Avec quatre longs métrages à son actif, Geoffrey Enthoven est l’un des enfants chéris du cinéma d’auteur flamand. Son nouveau long métrage, Hasta la vista !, inspiré d’une histoire vraie, le confirme. Revenu du Festival de Montréal avec plein de prix dans sa besace et de nombreuses promesses de distribution sur les cinq continents, sans parler de possibles remakes anglophones, le film a démarré sa carrière en salles sur les chapeaux de roues. Et pourtant, son sujet aurait plutôt dû faire fuir plus d’un spectateur sain de corps et d’esprit… À vous de jugez…
Hasta la vista ! de Geoffrey Enthoven
Imaginez un peu : trois potes décident de partir en vadrouille à travers la France pour rejoindre l’Espagne où ils souhaitent aller faire une petite virée dans un bordel très fameux.
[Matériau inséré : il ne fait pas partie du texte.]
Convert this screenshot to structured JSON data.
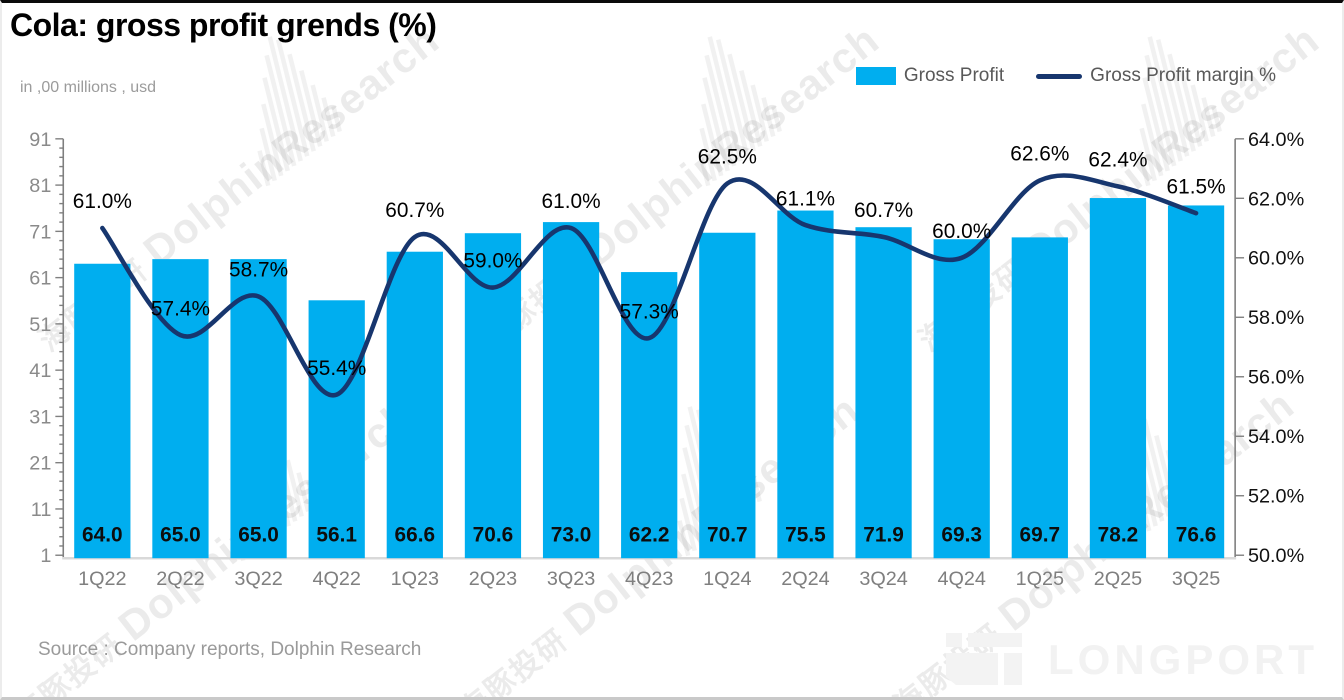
{
  "title": "Cola: gross profit grends (%)",
  "subtitle": "in ,00 millions , usd",
  "legend": {
    "bar_label": "Gross Profit",
    "line_label": "Gross Profit margin %"
  },
  "source": "Source : Company reports, Dolphin Research",
  "watermark": {
    "cn": "海豚投研",
    "en": "DolphinResearch"
  },
  "brand": {
    "logo_text": "LONGPORT"
  },
  "colors": {
    "bar": "#00AEEF",
    "line": "#17366E",
    "axis": "#7f7f7f",
    "baseline": "#d9d9d9",
    "left_tick_text": "#8a8a8a",
    "right_tick_text": "#111111",
    "category_text": "#7f7f7f",
    "value_label_text": "#0d0d0d",
    "margin_label_text": "#000000"
  },
  "chart_data": {
    "type": "bar",
    "title": "Cola: gross profit grends (%)",
    "categories": [
      "1Q22",
      "2Q22",
      "3Q22",
      "4Q22",
      "1Q23",
      "2Q23",
      "3Q23",
      "4Q23",
      "1Q24",
      "2Q24",
      "3Q24",
      "4Q24",
      "1Q25",
      "2Q25",
      "3Q25"
    ],
    "series": [
      {
        "name": "Gross Profit",
        "type": "bar",
        "axis": "left",
        "color": "#00AEEF",
        "values": [
          64.0,
          65.0,
          65.0,
          56.1,
          66.6,
          70.6,
          73.0,
          62.2,
          70.7,
          75.5,
          71.9,
          69.3,
          69.7,
          78.2,
          76.6
        ]
      },
      {
        "name": "Gross Profit margin %",
        "type": "line",
        "axis": "right",
        "color": "#17366E",
        "unit": "%",
        "values": [
          61.0,
          57.4,
          58.7,
          55.4,
          60.7,
          59.0,
          61.0,
          57.3,
          62.5,
          61.1,
          60.7,
          60.0,
          62.6,
          62.4,
          61.5
        ]
      }
    ],
    "left_axis": {
      "min": 1,
      "max": 91,
      "major_step": 10,
      "minor_step": 2,
      "labels": [
        "91",
        "81",
        "71",
        "61",
        "51",
        "41",
        "31",
        "21",
        "11",
        "1"
      ]
    },
    "right_axis": {
      "min": 50,
      "max": 64,
      "step": 2,
      "labels": [
        "64.0%",
        "62.0%",
        "60.0%",
        "58.0%",
        "56.0%",
        "54.0%",
        "52.0%",
        "50.0%"
      ]
    },
    "grid": false,
    "legend_position": "top-right",
    "line_smooth": true
  }
}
Déjà là, on grince des dents. Mais voilà qu’en plus de tout ça, les trois potes en question sont des jeunes et moins jeunes gens, tous vraiment handicapés : l’un est bien aveugle, le second ne peut plus que parler et bouger les doigts de ses mains, le troisième, gravement malade, est cloué à sa chaise roulante. On pouvait craindre le pire, non ?
Alors ? Quid de ce succès ? D’abord, le film doit beaucoup à ses trois comédiens professionnels (Robrecht Vanden Thoren, Gilles De Schryver et Tom Audenaert) exceptionnels. Il doit ensuite au vrai sens de la comédie populaire, efficace, qu’Enthoven cultive depuis ses débuts.Partant de personnages atypiques que leur quotidien étouffe – et quand on est tétraplégique, il y a de quoi étouffer, non ? - , Enthoven déploie des ficelles scénaristiques ingénieuses et bien huilées. Road movie bringuebalant, les trois garçons s’échappent de chez eux quand leurs parents mettent un veto à ce projet maquillé en tournée des vignobles français, après que la maladie de l’un des leurs se soit aggravée. Qu’à cela ne tienne ! Embarqués par une ex-infirmière dont le corps (elle est obèse), lui aussi, fait question et la présence problème, les voilà partis vers l’Espagne en catimini. À travers ses trois actes, le départ et ses préparatifs, le voyage, puis l’arrivée et ses dénouements, le film déploie le voyage initiatique entre crises, remises en questions et résolutions. Ici, comme dans ses précédents films, ces trois copains vont repousser leurs limites et les préjugés de leurs proches dont l’amour est encore une fois étouffant pour se dépasser eux-mêmes, s’affirmer et tendre vers leurs désirs. Et le dénouement permettra finalement à chacun d’entre eux de réaliser son rêve, de faire aboutir ou advenir un autre chemin que celui tout tracé que leur assignait leur condition.
Si le voyage en question souffre de temps morts et, par moments, de ficelles scénaristiques un peu poussives et creuses, Hasta la vista !, réalisé caméra à l’épaule, en steadycam, devient finalement un « buddy movie ». Toujours très proche de ses personnages, du groupe qu’ils forment, le film réussit à faire oublier peu à peu leurs handicaps, déplaçant les enjeux intimes de ce voyage un peu à côté des limites physiques. Et avec beaucoup d’honnêteté, le film ne tente pas d’échapper à tout prix à une vraie noirceur qu’il teinte d’autodérisions, d’humours doux-amers et de blagues potaches. Mais au final, plus que tout, ce qui fait sans doute la réussite de ce film, c’est qu’il ne boude pas son plaisir, qu’il s’amuse des situations qu’il met en place, se fait plaisir à quelques séquences absurdes ou irréalistes, joue les scènes types des réunions de familles ou des bordels en demi-teinte, en toute honnêteté et affronte son sujet pas facile, avec agilité et humour. Pas mal, quand même, non ?!